One of the issues I raised on Committee Stage concerned representation at the forum. It is important that the members of the forum include people who live in the area, including long-time residents and, in particular, those involved in community organisations such as youth groups which have been involved in the area during the years. There must be positive discrimination. I am not against new people coming in and being represented, but the voice of experience should be included as we have many such people living in the area.
One of the recommendations which was rejected related to housing. A figure of 20% for social housing was recommended. Only a minuscule amount of social housing was built in the area in the past and we now have a very different community living in the financial services area.
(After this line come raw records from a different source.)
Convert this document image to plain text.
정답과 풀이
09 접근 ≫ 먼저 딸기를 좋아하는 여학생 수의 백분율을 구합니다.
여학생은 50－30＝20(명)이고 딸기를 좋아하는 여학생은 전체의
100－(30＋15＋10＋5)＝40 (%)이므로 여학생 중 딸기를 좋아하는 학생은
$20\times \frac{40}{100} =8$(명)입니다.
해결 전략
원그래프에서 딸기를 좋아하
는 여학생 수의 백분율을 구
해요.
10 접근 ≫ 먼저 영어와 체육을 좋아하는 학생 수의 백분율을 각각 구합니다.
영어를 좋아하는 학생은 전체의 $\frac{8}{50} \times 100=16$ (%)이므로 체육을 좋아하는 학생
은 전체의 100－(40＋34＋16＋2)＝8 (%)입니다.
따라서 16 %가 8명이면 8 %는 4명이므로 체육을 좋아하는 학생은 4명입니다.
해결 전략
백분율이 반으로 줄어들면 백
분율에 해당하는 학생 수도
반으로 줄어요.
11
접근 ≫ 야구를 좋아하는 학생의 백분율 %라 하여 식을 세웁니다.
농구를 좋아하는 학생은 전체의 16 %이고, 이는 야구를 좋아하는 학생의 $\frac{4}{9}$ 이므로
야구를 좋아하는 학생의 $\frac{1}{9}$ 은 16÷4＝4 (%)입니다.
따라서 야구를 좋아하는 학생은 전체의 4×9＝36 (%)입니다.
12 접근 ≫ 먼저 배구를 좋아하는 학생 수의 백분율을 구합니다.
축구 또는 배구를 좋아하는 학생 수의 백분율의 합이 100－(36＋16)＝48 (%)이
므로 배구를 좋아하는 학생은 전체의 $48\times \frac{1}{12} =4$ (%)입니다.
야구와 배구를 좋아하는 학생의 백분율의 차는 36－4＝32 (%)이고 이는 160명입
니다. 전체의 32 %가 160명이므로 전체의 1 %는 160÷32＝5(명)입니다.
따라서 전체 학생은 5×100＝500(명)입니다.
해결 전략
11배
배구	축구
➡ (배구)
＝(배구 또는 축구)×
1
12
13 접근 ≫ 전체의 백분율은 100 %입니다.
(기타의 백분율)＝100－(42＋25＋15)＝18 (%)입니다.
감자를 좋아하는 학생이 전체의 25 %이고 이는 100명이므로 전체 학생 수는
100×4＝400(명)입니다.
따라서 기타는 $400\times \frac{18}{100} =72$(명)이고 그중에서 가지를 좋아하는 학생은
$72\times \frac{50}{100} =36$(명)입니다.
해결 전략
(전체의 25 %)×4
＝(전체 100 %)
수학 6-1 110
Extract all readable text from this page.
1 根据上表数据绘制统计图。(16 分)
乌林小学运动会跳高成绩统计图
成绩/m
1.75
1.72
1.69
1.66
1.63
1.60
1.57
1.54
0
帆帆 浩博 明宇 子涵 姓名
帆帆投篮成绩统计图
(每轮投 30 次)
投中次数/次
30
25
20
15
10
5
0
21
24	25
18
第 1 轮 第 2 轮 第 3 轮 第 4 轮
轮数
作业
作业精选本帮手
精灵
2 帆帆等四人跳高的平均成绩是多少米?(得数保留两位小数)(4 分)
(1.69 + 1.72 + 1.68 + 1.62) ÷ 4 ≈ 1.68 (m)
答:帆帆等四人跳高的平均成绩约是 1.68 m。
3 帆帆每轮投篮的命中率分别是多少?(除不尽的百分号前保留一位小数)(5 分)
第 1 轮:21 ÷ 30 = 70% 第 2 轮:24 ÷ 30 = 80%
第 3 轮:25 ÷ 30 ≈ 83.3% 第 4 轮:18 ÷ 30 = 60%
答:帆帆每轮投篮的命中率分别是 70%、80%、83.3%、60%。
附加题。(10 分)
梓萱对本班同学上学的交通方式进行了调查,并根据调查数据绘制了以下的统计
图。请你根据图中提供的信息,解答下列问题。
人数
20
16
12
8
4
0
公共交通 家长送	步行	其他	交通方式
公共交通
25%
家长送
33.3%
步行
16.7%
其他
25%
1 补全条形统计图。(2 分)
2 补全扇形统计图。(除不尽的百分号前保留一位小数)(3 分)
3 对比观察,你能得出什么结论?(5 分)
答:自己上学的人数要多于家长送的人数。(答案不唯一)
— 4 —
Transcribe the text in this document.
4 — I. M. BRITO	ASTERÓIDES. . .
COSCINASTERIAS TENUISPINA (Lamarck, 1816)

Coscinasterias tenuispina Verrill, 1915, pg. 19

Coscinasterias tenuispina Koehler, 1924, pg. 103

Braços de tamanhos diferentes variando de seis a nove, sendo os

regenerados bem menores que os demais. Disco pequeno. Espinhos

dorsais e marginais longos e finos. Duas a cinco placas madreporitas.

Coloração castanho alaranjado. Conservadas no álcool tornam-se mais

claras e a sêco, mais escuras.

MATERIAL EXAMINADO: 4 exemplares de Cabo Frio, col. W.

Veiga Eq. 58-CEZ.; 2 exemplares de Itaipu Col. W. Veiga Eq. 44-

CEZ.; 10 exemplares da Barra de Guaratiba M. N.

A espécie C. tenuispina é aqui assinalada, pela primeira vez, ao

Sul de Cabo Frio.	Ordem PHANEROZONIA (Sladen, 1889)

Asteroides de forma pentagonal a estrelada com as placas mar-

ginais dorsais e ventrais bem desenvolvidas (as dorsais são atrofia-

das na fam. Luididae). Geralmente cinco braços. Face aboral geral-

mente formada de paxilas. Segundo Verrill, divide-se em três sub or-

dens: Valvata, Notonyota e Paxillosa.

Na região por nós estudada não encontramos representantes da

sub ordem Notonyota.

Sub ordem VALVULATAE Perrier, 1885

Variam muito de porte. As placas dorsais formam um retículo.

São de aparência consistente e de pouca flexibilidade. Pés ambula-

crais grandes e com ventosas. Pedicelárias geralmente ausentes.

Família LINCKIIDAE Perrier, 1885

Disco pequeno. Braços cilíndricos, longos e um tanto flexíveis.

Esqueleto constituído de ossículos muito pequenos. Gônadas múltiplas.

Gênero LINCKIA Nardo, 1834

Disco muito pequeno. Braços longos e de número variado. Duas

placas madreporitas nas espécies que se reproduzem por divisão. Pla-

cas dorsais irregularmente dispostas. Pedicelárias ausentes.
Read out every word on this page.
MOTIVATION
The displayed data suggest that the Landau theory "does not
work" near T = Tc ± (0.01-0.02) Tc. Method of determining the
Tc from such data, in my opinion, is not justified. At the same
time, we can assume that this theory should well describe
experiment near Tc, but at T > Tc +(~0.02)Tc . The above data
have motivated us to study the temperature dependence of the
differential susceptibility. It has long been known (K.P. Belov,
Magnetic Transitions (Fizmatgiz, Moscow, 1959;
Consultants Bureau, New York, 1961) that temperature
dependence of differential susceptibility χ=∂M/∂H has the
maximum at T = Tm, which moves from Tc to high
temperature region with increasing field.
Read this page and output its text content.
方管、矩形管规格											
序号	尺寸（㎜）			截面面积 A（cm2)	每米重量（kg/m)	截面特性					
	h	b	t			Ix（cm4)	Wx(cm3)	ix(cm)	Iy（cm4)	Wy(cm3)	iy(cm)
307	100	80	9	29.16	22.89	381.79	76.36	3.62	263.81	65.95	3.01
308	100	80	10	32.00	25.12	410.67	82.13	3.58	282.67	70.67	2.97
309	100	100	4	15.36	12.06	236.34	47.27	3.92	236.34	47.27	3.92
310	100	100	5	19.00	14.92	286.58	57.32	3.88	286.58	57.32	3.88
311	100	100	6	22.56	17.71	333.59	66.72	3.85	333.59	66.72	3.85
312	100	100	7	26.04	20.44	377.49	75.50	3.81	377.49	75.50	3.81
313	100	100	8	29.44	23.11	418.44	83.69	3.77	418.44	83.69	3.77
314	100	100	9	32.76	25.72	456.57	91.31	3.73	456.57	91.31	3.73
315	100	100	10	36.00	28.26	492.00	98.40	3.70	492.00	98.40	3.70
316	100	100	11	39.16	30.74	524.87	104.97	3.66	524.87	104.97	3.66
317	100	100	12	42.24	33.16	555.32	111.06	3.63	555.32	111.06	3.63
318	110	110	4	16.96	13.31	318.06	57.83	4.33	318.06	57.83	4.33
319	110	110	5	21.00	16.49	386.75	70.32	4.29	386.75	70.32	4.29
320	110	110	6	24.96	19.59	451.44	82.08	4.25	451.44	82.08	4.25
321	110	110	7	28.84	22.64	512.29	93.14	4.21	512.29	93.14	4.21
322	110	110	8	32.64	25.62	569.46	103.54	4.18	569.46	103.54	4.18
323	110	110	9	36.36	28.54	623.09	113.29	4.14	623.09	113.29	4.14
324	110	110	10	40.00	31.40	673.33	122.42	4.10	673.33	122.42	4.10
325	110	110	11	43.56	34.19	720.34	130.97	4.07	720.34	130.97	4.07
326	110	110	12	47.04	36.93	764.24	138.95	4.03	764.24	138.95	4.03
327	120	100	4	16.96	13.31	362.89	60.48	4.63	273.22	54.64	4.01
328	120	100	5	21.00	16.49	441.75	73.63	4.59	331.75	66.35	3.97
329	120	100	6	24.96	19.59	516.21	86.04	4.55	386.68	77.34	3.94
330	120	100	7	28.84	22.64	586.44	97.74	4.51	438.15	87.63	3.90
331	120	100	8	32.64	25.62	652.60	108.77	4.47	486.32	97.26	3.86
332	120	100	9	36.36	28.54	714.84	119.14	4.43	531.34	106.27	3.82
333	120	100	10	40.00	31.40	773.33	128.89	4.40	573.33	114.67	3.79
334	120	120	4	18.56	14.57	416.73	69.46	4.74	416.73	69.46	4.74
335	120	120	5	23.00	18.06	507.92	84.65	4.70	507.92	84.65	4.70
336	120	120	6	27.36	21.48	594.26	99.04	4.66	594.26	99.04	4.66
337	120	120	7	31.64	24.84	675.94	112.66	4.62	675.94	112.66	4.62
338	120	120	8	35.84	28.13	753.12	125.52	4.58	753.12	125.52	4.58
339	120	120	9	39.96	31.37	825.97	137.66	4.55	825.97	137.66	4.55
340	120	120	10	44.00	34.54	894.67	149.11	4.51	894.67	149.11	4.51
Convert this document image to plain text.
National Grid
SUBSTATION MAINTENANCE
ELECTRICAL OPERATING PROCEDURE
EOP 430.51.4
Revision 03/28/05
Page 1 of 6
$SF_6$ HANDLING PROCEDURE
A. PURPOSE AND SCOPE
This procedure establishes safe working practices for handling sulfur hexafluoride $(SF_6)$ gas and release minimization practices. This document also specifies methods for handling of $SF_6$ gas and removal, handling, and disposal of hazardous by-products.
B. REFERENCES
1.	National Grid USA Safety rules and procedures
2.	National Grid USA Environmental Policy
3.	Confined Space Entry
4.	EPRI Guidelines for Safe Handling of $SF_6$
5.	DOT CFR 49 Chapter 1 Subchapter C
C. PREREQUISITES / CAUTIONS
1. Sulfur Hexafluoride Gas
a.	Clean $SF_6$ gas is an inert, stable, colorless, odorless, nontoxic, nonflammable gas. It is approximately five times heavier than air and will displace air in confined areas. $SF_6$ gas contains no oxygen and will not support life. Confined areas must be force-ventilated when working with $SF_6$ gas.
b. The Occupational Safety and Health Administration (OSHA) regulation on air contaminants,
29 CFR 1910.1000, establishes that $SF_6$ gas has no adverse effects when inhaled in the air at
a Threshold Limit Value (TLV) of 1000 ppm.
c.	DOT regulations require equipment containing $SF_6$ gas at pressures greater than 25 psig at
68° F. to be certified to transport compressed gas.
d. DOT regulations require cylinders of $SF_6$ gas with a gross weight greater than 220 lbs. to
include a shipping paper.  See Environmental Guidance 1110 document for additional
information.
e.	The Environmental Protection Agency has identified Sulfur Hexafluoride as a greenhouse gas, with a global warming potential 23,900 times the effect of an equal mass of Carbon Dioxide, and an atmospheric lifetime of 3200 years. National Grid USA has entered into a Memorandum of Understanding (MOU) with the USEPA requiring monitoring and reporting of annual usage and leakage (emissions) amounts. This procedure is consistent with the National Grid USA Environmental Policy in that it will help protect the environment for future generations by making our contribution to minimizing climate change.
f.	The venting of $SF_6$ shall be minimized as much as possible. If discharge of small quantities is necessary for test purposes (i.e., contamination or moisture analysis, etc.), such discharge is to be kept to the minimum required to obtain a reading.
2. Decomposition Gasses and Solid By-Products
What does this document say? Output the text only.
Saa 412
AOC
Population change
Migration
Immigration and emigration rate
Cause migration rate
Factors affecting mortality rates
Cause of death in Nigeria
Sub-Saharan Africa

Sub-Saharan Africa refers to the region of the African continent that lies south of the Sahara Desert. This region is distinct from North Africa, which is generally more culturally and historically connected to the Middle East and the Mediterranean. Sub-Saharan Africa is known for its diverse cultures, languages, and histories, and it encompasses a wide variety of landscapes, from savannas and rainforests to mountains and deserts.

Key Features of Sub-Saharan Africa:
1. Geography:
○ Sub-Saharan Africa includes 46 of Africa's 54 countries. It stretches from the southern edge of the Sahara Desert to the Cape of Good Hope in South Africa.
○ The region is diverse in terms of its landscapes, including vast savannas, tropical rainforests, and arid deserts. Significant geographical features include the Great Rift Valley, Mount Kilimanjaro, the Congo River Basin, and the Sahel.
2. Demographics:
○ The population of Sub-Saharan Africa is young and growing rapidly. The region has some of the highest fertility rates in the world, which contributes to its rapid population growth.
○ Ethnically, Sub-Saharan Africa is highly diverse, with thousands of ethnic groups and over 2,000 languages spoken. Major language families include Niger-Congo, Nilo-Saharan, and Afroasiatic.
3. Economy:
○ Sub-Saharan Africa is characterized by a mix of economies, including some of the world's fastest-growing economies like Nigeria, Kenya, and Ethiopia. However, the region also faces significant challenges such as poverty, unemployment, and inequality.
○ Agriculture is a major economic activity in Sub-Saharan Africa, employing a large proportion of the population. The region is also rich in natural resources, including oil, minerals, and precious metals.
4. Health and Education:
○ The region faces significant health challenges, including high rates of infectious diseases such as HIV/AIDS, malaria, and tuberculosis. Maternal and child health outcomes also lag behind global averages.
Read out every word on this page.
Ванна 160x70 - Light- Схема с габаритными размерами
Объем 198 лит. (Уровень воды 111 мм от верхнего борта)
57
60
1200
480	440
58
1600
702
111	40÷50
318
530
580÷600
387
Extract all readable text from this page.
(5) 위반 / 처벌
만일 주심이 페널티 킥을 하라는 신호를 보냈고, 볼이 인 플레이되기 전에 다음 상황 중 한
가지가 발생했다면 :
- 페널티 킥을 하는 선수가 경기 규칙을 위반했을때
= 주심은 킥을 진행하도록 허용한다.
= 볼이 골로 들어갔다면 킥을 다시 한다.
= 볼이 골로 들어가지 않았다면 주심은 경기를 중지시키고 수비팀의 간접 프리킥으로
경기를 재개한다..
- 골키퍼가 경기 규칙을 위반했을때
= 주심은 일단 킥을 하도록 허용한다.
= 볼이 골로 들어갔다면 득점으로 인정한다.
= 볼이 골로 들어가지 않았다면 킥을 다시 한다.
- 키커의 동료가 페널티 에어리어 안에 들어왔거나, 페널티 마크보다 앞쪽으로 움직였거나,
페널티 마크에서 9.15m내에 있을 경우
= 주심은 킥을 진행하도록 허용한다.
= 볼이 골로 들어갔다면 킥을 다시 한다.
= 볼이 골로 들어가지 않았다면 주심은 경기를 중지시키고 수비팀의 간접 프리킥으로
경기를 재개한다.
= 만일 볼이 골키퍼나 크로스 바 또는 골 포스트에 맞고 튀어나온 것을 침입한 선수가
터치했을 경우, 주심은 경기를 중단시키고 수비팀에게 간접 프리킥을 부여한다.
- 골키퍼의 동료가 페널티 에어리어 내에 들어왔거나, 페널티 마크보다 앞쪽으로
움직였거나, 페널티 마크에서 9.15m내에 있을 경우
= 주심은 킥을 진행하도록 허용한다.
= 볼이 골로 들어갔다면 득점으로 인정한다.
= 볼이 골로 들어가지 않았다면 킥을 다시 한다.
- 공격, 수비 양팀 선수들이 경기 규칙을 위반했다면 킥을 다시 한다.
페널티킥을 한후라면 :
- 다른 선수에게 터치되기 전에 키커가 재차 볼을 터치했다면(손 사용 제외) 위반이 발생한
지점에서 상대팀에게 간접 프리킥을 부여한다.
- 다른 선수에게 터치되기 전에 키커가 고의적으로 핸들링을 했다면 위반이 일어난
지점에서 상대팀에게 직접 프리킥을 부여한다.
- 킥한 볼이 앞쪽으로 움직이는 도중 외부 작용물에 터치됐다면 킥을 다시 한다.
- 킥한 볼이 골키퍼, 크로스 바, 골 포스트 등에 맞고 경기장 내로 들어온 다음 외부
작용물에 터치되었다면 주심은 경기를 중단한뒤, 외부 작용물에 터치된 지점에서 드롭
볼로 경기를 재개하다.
This community is separate from the others living around it. We need more social housing. The Minister of State said that if the cash-in-lieu provision had not gone ahead, there would have been 10,000 more social housing units. Hopefully we can learn from this and ensure there will be strict monitoring of the provisions included in the Bill.
We also discussed the issue of employment and brought forward the plan which had been proposed by the Grangegorman Development Association. I am a member of one of the Grangegorman bodies and at each meeting a report on the number of local jobs created by each of the companies is given. It would be good if this became an established principle for companies in the area. Nobody is asking a company to take on unqualified people, but there are qualified people living in the docklands area where there are higher unemployment rates than the national average. One of the youth projects of which I am aware does great work in supporting young boys to take manual handling courses and is building relationships with companies in the area. It would be good to build on this practice and include it as part of the oversight process. We should examine this practice to see if it is working and whether qualified local people are finding employment. This is particularly relevant for those in the 18 to 21 year old age group who cannot avail of community employment. If they are not involved in further education or training, they are very much at a loss. While this practice is accepted as a principle, we should consider how we can act on it and take on board the good practice applied in Grangegorman.
We also discussed the issue of community gain. I acknowledge that one aspect of the DDDA that worked was its support for education initiatives. It supported people from difficult backgrounds and low income families to continue in education. I acknowledge the role of the National College of Ireland in promoting early childhood education. There are many examples of good practice in that regard.
Oversight is important in that it is vital to report back on progress made. We need a framework for this initiative to work. During the final stages of the Bill last month I once again called on the Government to amend the bill to cover housing, unemployment, community gain and community representation.